Each file upload to Dropbox consists of two stages: appending the byte contents of the file to an upload buffer on the Dropbox server, and committing those bytes as a file into a target namespace. In API v2, the traditional /files/upload endpoint combines the two stages together while the upload session mechanism decouples uploading byte contents of a file from committing those bytes to the target namespace. Batch upload is an extension of this mechanism that takes advantage of the fact that a namespace lock is acquired when uploaded bytes are being committed, and not when they are being uploaded. This allows developers to minimize namespace lock contention and improve performance of their apps. The idea is to group concurrent file uploads into batches, where files in each batch are uploaded in parallel via multiple API requests to maximize throughput, but the whole batch is committed in a single, asynchronous API call to allow Dropbox to coordinate the acquisition and release of namespace locks for all files in the batch as efficiently as possible. Following this approach, which we outline in detail below, you can achieve workload parallelization without encountering namespace lock contention or having to worry about tracking namespace boundaries. If, however, your goal is to optimize throughput as much as possible, you should follow a two-tier approach, where you restrict each batch to target at most one namespace, and in addition to parallelizing file uploads within each batch, also parallelize batch uploads that target distinct namespaces.

The general algorithm is as follows:

  1. Group files that are being uploaded to into one or more batches. A batch can contain up to 1,000 entries. Entries in a batch don’t all have to target the same namespace, but the fewer namespaces involved in a batch, the more efficient committing the batch will be.
  2. For each file in a batch, in parallel, call /files/upload_session/start once and /files/upload_session/append_v2 zero or more times as needed to upload the full contents of the file over multiple requests. Note that the last call to /files/upload_session/append_v2 when uploading a particular file (or the call to /files/upload_session/start if the full contents are to be uploaded in a single request) should specify 'close': true in its argument to ensure the upload session is closed and ready to be committed.

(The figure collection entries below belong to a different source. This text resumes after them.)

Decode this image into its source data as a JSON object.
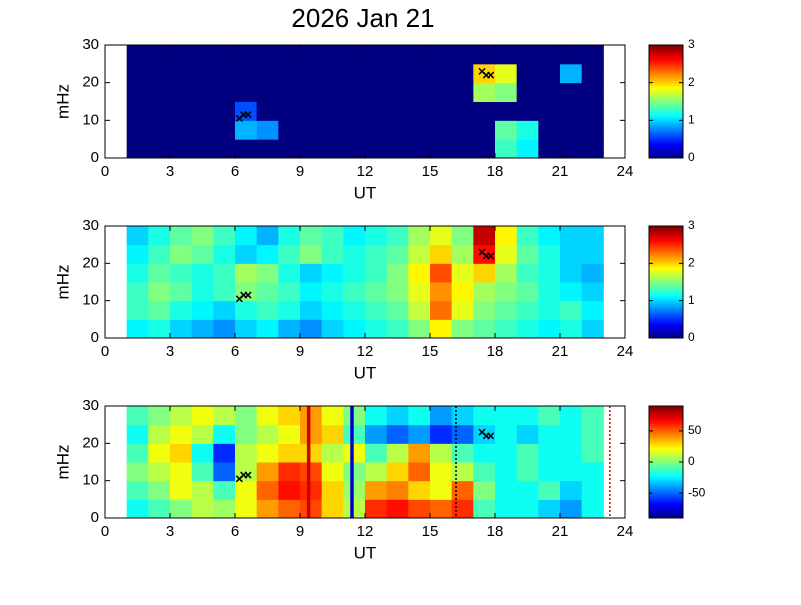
{
  "chart_data": [
    {
      "type": "heatmap",
      "title": "2026 Jan 21",
      "xlabel": "UT",
      "ylabel": "mHz",
      "xlim": [
        0,
        24
      ],
      "xticks": [
        0,
        3,
        6,
        9,
        12,
        15,
        18,
        21,
        24
      ],
      "ylim": [
        0,
        30
      ],
      "yticks": [
        0,
        10,
        20,
        30
      ],
      "xbins": [
        1,
        2,
        3,
        4,
        5,
        6,
        7,
        8,
        9,
        10,
        11,
        12,
        13,
        14,
        15,
        16,
        17,
        18,
        19,
        20,
        21,
        22,
        23
      ],
      "ybins": [
        0,
        5,
        10,
        15,
        20,
        25,
        30
      ],
      "z": [
        [
          0,
          0,
          0,
          0,
          0,
          0,
          0,
          0,
          0,
          0,
          0,
          0,
          0,
          0,
          0,
          0,
          0,
          1.3,
          1.1,
          0,
          0,
          0
        ],
        [
          0,
          0,
          0,
          0,
          0,
          0.9,
          0.8,
          0,
          0,
          0,
          0,
          0,
          0,
          0,
          0,
          0,
          0,
          1.4,
          1.2,
          0,
          0,
          0
        ],
        [
          0,
          0,
          0,
          0,
          0,
          0.6,
          0,
          0,
          0,
          0,
          0,
          0,
          0,
          0,
          0,
          0,
          0,
          0,
          0,
          0,
          0,
          0
        ],
        [
          0,
          0,
          0,
          0,
          0,
          0,
          0,
          0,
          0,
          0,
          0,
          0,
          0,
          0,
          0,
          0,
          1.6,
          1.5,
          0,
          0,
          0,
          0
        ],
        [
          0,
          0,
          0,
          0,
          0,
          0,
          0,
          0,
          0,
          0,
          0,
          0,
          0,
          0,
          0,
          0,
          2.0,
          1.8,
          0,
          0,
          0.9,
          0
        ],
        [
          0,
          0,
          0,
          0,
          0,
          0,
          0,
          0,
          0,
          0,
          0,
          0,
          0,
          0,
          0,
          0,
          0,
          0,
          0,
          0,
          0,
          0
        ]
      ],
      "colormap": "jet",
      "clim": [
        0,
        3
      ],
      "cticks": [
        0,
        1,
        2,
        3
      ],
      "markers": {
        "x": [
          6.2,
          6.4,
          6.6,
          17.4,
          17.6,
          17.8
        ],
        "y": [
          10.5,
          11.5,
          11.5,
          23,
          22,
          22
        ],
        "color": "#000000"
      }
    },
    {
      "type": "heatmap",
      "xlabel": "UT",
      "ylabel": "mHz",
      "xlim": [
        0,
        24
      ],
      "xticks": [
        0,
        3,
        6,
        9,
        12,
        15,
        18,
        21,
        24
      ],
      "ylim": [
        0,
        30
      ],
      "yticks": [
        0,
        10,
        20,
        30
      ],
      "xbins": [
        1,
        2,
        3,
        4,
        5,
        6,
        7,
        8,
        9,
        10,
        11,
        12,
        13,
        14,
        15,
        16,
        17,
        18,
        19,
        20,
        21,
        22,
        23
      ],
      "ybins": [
        0,
        5,
        10,
        15,
        20,
        25,
        30
      ],
      "z": [
        [
          1.1,
          1.2,
          1.0,
          0.9,
          0.8,
          1.0,
          1.1,
          0.9,
          0.8,
          1.0,
          1.1,
          1.2,
          1.3,
          1.5,
          1.9,
          1.5,
          1.4,
          1.3,
          1.2,
          1.1,
          1.2,
          1.0
        ],
        [
          1.3,
          1.4,
          1.2,
          1.1,
          1.0,
          1.2,
          1.3,
          1.2,
          1.0,
          1.1,
          1.2,
          1.3,
          1.4,
          1.7,
          2.3,
          1.8,
          1.5,
          1.4,
          1.3,
          1.2,
          1.3,
          1.1
        ],
        [
          1.3,
          1.5,
          1.4,
          1.2,
          1.3,
          1.5,
          1.4,
          1.3,
          1.1,
          1.2,
          1.3,
          1.4,
          1.5,
          1.8,
          2.2,
          1.9,
          1.6,
          1.5,
          1.4,
          1.2,
          1.1,
          1.0
        ],
        [
          1.2,
          1.4,
          1.3,
          1.2,
          1.3,
          1.6,
          1.5,
          1.2,
          1.0,
          1.1,
          1.2,
          1.3,
          1.5,
          1.9,
          2.4,
          1.8,
          2.0,
          1.6,
          1.3,
          1.2,
          1.0,
          0.9
        ],
        [
          1.1,
          1.3,
          1.5,
          1.4,
          1.2,
          1.0,
          1.1,
          1.3,
          1.5,
          1.3,
          1.2,
          1.3,
          1.4,
          1.7,
          2.0,
          1.6,
          2.6,
          1.8,
          1.4,
          1.2,
          1.0,
          1.0
        ],
        [
          1.0,
          1.2,
          1.4,
          1.5,
          1.3,
          1.1,
          0.9,
          1.2,
          1.4,
          1.3,
          1.1,
          1.2,
          1.3,
          1.6,
          1.8,
          1.5,
          2.8,
          1.9,
          1.3,
          1.1,
          1.0,
          1.0
        ]
      ],
      "colormap": "jet",
      "clim": [
        0,
        3
      ],
      "cticks": [
        0,
        1,
        2,
        3
      ],
      "markers": {
        "x": [
          6.2,
          6.4,
          6.6,
          17.4,
          17.6,
          17.8
        ],
        "y": [
          10.5,
          11.5,
          11.5,
          23,
          22,
          22
        ],
        "color": "#000000"
      }
    },
    {
      "type": "heatmap",
      "xlabel": "UT",
      "ylabel": "mHz",
      "xlim": [
        0,
        24
      ],
      "xticks": [
        0,
        3,
        6,
        9,
        12,
        15,
        18,
        21,
        24
      ],
      "ylim": [
        0,
        30
      ],
      "yticks": [
        0,
        10,
        20,
        30
      ],
      "xbins": [
        1,
        2,
        3,
        4,
        5,
        6,
        7,
        8,
        9,
        10,
        11,
        12,
        13,
        14,
        15,
        16,
        17,
        18,
        19,
        20,
        21,
        22,
        23
      ],
      "ybins": [
        0,
        5,
        10,
        15,
        20,
        25,
        30
      ],
      "z": [
        [
          -20,
          -10,
          0,
          10,
          5,
          20,
          40,
          50,
          55,
          30,
          10,
          60,
          65,
          55,
          50,
          60,
          -10,
          -20,
          -20,
          -30,
          -40,
          -20
        ],
        [
          -10,
          0,
          20,
          10,
          -10,
          20,
          50,
          65,
          60,
          30,
          5,
          40,
          45,
          30,
          20,
          50,
          0,
          -20,
          -20,
          -10,
          -30,
          -20
        ],
        [
          0,
          10,
          20,
          -10,
          -50,
          10,
          40,
          60,
          55,
          20,
          0,
          10,
          30,
          50,
          20,
          10,
          -10,
          -20,
          -10,
          -20,
          -20,
          -20
        ],
        [
          -10,
          20,
          30,
          -20,
          -60,
          10,
          20,
          30,
          30,
          10,
          20,
          -10,
          10,
          40,
          10,
          -10,
          -20,
          -20,
          -10,
          -20,
          -20,
          -10
        ],
        [
          -20,
          10,
          20,
          10,
          -20,
          0,
          10,
          20,
          40,
          30,
          -10,
          -40,
          -50,
          -40,
          -60,
          -50,
          -30,
          -20,
          -30,
          -20,
          -20,
          -10
        ],
        [
          -10,
          0,
          10,
          20,
          10,
          0,
          20,
          30,
          40,
          20,
          0,
          -20,
          -30,
          -20,
          -40,
          -30,
          -20,
          -20,
          -20,
          -10,
          -20,
          -10
        ]
      ],
      "colormap": "jet",
      "clim": [
        -90,
        90
      ],
      "cticks": [
        -50,
        0,
        50
      ],
      "markers": {
        "x": [
          6.2,
          6.4,
          6.6,
          17.4,
          17.6,
          17.8
        ],
        "y": [
          10.5,
          11.5,
          11.5,
          23,
          22,
          22
        ],
        "color": "#000000"
      },
      "vlines": [
        {
          "x": 9.4,
          "color": "#d00000",
          "style": "solid"
        },
        {
          "x": 11.4,
          "color": "#0000d0",
          "style": "solid"
        },
        {
          "x": 16.2,
          "color": "#000000",
          "style": "dotted"
        },
        {
          "x": 23.3,
          "color": "#d00000",
          "style": "dotted"
        }
      ]
    }
  ]
}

  3. Call /files/upload_session/finish_batch once for the entire batch to commit the uploaded files. Note that if you’re uploading multiple batches to the same namespace in parallel, you should call /files/upload_session/finish_batch serially to avoid namespace lock contention as discussed above. Note that finish_batch is an asynchronous call: it will return immediately with an async_job_id and continue processing the commit in the background. Call /files/upload_session/finish_batch/check with the async_job_id to check if the batch commit has been completed.